Just over a fortnight ago I mentioned the new Adam Smith Institute report calling for a flat tax in the UK. The Institute gave it another plug on their weblog last week, and Gary Duncan has discussed it in The Times of March 29 in a piece called Shallow populism stifles taxation debate. He summarises the potential advantages thus: "Distortions are removed, disincentives eradicated, complexity swept away, double taxation of savings eliminated and compliance costs cut." Duncan makes three important points about a flat tax. First, tax and investment competition:
The move to flat tax in Eastern Europe has thrown down the gauntlet to Western European governments, which confront the risk that jobs and investment will gravitate to more attractive, low-tax competitors.
Second, he reminds us that it's a lot easier to introduce a flat income and company tax in "smaller economies in a state of transition .. in Eastern Europe" than in "a big, developed economy such as the UK [which] would be immensely challenging".
Third, even if governments consider a flat tax "too scary to offer to a skittish electorate, there are plenty of less daunting alternatives. As Mr Martin argues in his pamphlet, the tax regime could be drastically simplified even within the bounds of the existing, progressive framework of bands and allowances."
I also favour simplification of the income and company tax systems. But I'm sceptical about whether there really would be significant net gains from moving to a flat tax in the UK. Tim Worstall, in commenting on my previous blog on this topic, made the point that cutting taxes for low income earners could boost happiness:
I don’t think those on less than about 10k should be paying income tax or NI. There’s even a leftish justification for that in Richard Layard’s numbers on happiness. Up to about $20 k dollars a year happiness increases with rising income. It’s as good a justification as anything else for a moral basis for taxation.
It would be nice to tax low income earners less. But that raises the perennial problem with any major tax refirm - who would pay? If a flat tax was introduced into the UK with a high zero tax threshold, low earners would pay less tax. So too would the rich, benefiting from lower marginal rates. Assuming the change is designed to be revenue neutral, then middle income earners would have to pay more tax.
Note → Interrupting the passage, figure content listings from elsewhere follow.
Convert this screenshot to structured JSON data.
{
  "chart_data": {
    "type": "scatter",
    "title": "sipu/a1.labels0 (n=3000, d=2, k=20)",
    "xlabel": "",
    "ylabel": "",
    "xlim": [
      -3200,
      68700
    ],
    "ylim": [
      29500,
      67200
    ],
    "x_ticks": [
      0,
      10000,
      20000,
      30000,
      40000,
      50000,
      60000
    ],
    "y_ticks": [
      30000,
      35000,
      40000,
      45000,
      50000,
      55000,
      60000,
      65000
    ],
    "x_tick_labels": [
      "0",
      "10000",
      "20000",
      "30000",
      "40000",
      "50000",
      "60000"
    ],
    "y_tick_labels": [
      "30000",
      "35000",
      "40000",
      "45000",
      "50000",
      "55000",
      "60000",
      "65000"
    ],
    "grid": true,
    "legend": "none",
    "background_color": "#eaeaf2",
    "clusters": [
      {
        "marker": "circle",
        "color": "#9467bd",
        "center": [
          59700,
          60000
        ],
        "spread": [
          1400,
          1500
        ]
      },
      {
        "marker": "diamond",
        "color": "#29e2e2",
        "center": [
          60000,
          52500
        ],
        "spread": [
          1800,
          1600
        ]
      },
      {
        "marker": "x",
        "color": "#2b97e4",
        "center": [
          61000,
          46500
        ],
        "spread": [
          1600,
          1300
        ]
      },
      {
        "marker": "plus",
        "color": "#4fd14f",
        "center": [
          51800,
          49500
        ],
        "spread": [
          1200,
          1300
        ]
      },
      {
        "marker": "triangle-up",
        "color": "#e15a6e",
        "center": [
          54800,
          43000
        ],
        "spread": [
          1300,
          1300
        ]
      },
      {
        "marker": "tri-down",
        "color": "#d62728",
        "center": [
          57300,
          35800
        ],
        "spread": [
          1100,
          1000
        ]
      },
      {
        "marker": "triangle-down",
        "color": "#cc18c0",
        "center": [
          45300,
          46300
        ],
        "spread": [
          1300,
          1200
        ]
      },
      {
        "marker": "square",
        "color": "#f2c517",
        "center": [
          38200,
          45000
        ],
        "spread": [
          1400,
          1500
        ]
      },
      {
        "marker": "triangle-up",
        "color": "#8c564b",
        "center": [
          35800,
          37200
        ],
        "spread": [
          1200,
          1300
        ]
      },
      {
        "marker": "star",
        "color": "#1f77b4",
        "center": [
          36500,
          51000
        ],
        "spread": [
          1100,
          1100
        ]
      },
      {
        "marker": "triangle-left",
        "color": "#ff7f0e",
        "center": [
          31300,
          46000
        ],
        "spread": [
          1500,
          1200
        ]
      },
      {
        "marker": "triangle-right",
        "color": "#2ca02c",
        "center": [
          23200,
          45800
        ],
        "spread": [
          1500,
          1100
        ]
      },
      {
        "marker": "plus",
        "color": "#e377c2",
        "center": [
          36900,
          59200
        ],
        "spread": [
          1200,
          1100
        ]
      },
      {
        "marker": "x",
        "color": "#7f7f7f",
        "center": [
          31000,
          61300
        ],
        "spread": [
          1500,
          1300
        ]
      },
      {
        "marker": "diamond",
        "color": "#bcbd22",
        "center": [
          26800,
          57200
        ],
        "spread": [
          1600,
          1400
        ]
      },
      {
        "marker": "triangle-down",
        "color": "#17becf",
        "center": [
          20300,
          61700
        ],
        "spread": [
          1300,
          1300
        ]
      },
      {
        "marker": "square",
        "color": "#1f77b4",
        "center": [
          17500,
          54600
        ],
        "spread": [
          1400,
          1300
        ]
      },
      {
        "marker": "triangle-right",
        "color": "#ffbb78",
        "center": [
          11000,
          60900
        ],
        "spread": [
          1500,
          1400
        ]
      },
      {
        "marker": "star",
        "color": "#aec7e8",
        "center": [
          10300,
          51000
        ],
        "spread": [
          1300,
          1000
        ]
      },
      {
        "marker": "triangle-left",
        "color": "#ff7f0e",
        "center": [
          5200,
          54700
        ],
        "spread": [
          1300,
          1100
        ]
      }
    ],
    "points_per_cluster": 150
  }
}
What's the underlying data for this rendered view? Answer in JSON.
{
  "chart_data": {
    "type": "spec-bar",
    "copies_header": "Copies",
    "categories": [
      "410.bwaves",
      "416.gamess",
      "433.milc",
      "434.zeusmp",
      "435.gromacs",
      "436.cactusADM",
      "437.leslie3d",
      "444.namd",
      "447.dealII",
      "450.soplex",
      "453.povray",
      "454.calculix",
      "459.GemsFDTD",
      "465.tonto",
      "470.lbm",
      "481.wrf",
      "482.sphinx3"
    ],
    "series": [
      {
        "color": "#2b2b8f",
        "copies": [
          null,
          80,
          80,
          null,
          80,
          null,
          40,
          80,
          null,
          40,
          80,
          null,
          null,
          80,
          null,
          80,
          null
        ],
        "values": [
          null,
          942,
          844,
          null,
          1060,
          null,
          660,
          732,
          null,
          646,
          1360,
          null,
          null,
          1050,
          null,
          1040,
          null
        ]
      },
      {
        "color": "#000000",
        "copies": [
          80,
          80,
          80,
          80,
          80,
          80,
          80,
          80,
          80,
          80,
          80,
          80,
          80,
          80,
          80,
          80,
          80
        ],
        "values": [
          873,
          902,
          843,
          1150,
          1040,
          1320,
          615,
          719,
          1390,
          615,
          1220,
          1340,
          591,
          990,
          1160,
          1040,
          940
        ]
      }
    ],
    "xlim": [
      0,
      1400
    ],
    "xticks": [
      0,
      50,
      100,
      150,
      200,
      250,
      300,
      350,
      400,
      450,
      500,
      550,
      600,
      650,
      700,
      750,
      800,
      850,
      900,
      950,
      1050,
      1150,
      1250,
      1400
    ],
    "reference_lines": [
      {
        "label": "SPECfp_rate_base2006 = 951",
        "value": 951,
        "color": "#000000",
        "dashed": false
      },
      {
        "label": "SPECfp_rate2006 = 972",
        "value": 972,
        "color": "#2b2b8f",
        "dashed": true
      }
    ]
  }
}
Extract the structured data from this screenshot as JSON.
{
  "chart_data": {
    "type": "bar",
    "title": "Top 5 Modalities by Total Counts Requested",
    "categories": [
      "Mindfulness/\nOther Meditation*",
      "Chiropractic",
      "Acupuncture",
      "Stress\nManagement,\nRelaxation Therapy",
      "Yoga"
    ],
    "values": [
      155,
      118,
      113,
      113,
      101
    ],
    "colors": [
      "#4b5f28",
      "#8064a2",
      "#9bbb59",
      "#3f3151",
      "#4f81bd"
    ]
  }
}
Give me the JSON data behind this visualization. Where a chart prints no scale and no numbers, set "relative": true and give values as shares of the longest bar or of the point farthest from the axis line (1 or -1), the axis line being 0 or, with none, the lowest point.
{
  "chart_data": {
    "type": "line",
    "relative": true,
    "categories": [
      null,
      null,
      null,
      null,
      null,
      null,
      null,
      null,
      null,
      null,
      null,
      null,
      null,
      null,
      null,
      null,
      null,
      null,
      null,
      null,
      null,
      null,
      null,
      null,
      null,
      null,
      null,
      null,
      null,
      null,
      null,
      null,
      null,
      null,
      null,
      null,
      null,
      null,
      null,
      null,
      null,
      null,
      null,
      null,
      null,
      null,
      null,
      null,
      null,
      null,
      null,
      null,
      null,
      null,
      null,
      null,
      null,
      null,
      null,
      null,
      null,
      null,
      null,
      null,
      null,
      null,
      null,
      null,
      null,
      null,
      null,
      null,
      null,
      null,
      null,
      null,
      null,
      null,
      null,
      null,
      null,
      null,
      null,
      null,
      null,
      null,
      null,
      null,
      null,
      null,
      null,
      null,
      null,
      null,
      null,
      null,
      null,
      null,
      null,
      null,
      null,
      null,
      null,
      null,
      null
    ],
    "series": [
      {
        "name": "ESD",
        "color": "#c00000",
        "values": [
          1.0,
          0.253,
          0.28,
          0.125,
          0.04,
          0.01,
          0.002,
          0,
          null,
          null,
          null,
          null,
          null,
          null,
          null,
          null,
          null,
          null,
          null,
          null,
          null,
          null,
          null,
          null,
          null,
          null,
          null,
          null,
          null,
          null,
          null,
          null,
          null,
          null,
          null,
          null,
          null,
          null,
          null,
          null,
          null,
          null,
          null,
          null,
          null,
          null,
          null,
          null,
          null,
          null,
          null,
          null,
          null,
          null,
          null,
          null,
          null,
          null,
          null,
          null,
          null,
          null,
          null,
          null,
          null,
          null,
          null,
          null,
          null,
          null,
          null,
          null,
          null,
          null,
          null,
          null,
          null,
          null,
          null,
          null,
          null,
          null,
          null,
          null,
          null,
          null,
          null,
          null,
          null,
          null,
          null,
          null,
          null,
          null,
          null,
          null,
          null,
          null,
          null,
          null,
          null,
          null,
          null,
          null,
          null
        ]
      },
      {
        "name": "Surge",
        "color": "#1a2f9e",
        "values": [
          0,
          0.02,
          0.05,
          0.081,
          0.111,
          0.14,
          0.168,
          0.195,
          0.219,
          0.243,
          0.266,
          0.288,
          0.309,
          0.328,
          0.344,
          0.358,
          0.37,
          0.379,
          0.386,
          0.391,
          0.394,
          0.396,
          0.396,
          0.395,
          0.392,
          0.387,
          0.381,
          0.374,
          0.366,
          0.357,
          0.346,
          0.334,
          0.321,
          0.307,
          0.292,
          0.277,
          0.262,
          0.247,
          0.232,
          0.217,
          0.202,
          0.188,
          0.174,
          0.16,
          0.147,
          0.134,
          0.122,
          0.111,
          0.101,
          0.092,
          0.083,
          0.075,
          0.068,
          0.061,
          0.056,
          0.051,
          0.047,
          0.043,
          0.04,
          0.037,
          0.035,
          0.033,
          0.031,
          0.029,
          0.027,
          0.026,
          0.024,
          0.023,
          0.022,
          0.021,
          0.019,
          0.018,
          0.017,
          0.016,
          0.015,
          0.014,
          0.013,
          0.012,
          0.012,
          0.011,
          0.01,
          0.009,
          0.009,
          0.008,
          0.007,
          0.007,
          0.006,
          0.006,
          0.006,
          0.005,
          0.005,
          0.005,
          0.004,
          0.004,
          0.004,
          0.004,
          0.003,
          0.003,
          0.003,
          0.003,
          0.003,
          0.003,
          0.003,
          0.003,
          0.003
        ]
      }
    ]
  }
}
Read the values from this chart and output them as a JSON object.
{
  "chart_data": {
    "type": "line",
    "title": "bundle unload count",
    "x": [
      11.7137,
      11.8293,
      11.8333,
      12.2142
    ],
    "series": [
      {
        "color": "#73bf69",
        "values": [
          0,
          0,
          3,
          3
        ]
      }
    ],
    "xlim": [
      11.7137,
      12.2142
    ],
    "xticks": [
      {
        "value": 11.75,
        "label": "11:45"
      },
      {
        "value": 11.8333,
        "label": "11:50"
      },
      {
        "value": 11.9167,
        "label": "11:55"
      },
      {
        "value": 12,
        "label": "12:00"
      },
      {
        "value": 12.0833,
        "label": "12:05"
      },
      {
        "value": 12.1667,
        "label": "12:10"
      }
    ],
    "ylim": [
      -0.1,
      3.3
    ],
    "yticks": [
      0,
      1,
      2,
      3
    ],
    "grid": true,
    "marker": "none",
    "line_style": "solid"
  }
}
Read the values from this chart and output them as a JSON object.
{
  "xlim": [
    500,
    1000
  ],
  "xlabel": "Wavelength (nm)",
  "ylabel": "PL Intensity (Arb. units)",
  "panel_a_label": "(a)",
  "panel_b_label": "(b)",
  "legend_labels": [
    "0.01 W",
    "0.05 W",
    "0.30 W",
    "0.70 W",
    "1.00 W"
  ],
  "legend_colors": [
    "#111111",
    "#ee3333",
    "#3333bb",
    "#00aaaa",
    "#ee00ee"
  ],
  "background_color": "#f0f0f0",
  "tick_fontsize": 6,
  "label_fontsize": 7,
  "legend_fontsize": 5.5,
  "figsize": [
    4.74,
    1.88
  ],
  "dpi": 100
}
Hard to see how that would be acceptable to politicians or voters...
Of course the not-so-hidden agenda of many flat tax advocates is not principally a simpler tax system. It is lower taxes and a smaller state. But if that's their core agenda, they should say so - and identify what public services they would cut.
There is little evidence of such a taxpayer revolt in the UK. Indeed, the remarkable thing about the current political era is the degree to which the public - and the Conservative Party - have accepted Labour's agenda of higher public spending. As Gary Duncan notes in his article:
Labour’s bold second-term gamble on trying to shift the terms of electoral debate decisively in favour of a tax-and-spend strategy seems to continue to pay off. Despite ministers’ substitution of well-intentioned rhetoric for reforms in the state sector, the public seems content to wait to see whether Mr Brown’s billions deliver meaningful improvements in services.
Until that public mood shifts, advocates of a flat tax in the UK will continue to receive short shrift.